Son günlerde sınır hattındaki il ve ilçelere peşpeşe düşen
roketatarlar, Türkiye’nin Suriye’deki iç savaş fitnesine ne denli
mâruz kalıp etkilendiğini bir defa daha ortaya koyuyor.
Yarım milyondan fazla insanın katledildiği, milyonlarca sivilin
yaralı-sakat kaldığı, nüfusunun üçte birinden fazlasının -on bir
milyonun- evini yurdunu terkle göç ettiği ülkede yanlış
politikalarla çatışmaların ve iç savaşın alevlendirilmesi, en evvel
911 kilometre sınırı olan Türkiye’yi vuruyor.

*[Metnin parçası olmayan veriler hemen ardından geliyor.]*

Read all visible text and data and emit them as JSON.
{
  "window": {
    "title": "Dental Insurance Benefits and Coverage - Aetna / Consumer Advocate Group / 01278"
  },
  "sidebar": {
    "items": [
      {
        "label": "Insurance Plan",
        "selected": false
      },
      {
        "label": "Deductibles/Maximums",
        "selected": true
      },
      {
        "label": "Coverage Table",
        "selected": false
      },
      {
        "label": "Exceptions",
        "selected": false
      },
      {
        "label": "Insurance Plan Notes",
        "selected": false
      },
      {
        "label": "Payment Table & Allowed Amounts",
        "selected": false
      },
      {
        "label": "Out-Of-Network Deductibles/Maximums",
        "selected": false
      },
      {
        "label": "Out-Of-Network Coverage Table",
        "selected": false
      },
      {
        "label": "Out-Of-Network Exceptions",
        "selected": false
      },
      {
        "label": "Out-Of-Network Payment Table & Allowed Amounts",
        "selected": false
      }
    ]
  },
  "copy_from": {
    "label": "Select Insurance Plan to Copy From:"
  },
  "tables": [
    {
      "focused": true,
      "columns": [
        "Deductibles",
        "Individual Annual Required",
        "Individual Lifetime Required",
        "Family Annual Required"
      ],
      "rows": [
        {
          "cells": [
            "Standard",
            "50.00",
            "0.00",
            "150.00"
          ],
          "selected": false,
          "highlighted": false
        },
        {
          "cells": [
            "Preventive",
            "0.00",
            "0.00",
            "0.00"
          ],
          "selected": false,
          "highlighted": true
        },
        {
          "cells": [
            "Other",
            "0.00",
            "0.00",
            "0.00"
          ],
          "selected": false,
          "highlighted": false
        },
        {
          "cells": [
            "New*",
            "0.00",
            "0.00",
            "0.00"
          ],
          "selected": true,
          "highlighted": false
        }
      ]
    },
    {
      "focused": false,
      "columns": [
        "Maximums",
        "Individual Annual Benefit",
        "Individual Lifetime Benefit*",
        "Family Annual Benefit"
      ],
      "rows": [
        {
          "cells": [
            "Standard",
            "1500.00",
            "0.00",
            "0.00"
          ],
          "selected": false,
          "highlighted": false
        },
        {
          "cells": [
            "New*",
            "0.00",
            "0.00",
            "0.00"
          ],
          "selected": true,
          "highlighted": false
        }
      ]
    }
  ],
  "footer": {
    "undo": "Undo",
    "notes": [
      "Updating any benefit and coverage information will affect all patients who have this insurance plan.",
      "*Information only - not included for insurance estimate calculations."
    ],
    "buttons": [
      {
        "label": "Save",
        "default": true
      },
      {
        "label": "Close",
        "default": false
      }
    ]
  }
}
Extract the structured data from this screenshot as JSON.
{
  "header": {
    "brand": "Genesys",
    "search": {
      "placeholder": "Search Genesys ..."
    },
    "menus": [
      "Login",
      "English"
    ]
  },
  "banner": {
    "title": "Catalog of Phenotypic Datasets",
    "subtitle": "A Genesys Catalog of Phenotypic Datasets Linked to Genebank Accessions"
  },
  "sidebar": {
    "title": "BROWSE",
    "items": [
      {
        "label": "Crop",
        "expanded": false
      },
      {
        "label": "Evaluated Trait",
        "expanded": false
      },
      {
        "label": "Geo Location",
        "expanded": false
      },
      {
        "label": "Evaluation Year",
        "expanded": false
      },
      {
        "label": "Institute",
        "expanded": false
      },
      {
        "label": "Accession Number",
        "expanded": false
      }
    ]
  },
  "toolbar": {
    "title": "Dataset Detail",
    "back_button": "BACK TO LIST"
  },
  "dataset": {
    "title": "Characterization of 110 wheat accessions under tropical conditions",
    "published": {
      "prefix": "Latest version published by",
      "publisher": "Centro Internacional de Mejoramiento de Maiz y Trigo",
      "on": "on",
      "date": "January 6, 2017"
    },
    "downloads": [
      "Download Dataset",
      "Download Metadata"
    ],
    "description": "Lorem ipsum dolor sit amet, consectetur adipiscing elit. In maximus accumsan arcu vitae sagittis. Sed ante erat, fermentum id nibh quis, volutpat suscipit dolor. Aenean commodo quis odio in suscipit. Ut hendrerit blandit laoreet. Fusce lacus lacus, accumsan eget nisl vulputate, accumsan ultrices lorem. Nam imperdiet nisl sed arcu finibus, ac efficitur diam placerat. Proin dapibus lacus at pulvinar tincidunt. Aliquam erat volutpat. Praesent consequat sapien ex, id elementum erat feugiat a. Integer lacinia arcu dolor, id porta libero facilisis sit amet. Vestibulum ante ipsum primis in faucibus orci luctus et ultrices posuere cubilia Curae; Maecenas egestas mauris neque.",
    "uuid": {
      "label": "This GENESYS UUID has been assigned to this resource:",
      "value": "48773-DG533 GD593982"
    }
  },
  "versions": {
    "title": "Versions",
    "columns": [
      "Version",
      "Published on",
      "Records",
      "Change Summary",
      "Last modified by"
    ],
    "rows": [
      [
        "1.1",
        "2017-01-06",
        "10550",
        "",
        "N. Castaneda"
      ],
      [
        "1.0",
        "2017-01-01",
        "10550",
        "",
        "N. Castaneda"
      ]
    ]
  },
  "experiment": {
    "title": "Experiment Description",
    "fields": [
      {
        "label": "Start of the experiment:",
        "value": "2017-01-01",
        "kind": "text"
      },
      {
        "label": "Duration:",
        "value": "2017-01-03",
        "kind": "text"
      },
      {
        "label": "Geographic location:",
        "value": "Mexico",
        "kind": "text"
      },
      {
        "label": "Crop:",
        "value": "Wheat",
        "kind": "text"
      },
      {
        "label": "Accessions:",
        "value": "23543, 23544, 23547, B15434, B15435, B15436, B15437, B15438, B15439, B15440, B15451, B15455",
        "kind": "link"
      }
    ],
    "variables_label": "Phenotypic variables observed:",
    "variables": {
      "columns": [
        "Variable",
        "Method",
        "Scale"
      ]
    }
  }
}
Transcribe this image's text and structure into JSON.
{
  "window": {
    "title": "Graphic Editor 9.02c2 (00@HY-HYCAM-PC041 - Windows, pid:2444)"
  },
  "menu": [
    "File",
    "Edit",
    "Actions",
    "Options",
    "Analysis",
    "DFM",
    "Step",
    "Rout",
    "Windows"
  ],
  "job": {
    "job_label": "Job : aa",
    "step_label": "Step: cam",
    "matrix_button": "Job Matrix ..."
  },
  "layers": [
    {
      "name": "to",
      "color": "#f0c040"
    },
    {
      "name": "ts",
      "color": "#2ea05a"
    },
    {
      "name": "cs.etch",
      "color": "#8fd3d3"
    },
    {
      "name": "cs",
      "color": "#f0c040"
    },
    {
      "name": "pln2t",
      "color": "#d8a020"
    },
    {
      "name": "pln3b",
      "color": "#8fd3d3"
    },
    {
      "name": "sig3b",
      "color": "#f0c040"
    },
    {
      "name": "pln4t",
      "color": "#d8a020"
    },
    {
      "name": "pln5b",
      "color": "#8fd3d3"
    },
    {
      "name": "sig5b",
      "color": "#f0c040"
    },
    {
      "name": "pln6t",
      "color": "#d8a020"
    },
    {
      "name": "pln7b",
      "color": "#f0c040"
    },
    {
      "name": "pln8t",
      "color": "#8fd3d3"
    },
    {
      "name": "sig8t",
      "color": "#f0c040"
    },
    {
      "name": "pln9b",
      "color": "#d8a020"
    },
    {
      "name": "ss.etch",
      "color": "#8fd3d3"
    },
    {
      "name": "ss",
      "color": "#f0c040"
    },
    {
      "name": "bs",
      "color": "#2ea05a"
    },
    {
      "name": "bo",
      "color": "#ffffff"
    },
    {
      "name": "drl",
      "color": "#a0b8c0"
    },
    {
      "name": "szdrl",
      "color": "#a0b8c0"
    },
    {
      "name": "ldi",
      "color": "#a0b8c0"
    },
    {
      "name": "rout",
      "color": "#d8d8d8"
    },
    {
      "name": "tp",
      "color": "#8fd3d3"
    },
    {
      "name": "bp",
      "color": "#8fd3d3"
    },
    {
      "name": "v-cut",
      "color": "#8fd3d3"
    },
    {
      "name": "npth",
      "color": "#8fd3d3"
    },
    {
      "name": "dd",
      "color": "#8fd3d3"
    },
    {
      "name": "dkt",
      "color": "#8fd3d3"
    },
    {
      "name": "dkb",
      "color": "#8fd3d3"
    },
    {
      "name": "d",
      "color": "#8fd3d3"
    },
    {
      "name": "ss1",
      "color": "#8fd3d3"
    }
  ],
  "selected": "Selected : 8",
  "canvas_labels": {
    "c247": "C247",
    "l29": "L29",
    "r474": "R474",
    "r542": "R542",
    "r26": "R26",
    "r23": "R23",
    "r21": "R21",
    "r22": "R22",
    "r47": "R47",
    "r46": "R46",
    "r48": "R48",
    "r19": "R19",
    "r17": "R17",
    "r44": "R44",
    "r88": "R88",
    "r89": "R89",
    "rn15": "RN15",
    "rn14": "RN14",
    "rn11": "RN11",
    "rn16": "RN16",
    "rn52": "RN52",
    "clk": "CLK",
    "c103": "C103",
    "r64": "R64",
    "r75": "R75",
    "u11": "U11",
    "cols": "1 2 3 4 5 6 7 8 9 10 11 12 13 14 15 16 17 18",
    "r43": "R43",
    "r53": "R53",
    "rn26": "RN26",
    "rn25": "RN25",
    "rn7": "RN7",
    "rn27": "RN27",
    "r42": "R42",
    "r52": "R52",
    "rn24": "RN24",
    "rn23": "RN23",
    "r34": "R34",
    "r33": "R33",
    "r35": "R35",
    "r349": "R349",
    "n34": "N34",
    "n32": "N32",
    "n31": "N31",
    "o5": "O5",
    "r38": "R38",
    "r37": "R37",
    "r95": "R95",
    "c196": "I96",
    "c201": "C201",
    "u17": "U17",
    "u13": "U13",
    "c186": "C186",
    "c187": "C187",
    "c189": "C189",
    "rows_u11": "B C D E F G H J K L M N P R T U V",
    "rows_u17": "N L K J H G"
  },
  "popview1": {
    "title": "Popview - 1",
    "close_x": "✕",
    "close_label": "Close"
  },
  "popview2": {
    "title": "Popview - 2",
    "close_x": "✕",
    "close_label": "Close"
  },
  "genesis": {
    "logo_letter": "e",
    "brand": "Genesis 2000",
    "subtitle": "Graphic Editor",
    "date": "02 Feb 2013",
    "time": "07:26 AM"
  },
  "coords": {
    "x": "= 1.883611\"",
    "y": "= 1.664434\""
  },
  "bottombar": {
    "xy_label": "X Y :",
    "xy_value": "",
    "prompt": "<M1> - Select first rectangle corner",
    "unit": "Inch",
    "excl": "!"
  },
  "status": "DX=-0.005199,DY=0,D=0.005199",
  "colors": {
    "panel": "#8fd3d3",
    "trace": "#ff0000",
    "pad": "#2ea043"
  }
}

Hafta içinde Genelkurmay Başkanı ve MİT Müsteşarı ile Kilis’e giden Millî Savunma Bakanı’nın, sınır ötesinden Kilis merkezine yapılan IŞİD saldırılarını nazara verip, “9 Ocaktan 13 Nisan’a yaklaşık 146 hedefe 1117 atış yapıldı. Suriye’deki IŞİD mevzilerine 3998 fırtına, 48 topla, 115 tankla, 187 zırhlı muharebe aracıyla, 17 havanla, 36 makineli tüfekle ve 130 uçaksavarla atış yapıldı. 36 doçka, katyuşa mevzi, 15 keskin nişancı, 40 karargâh binası, 19 havan mevzisi, 7 cephanelik, 1 tank, 1 top ve 17 el yapımı patlayıcı ve 10 da bomba yüklü araç imha edildi. 362 IŞİD militanı öldürüldü, 123 yaralıları var” açıklaması, ateşin kıvılcımlarının ne denli Türkiye’ye sıçradığının ikrarı oluyor.
“PROJE” YENİDEN GÜNDEMDE…
Vakıa şu ki, bütün “temkin” telkinlerine rağmen bölgede büyük endişe sürüyor.
Bakanın “azaldı” dese de, sınırdaki geçişler ve kaçakçılığın meydana getirdiği tehdit ve riske dikkat çekerek, yüzlerce kişinin yakalandığı ifâdesi, sınırın kevgire döndüğünün âdeta itirafı.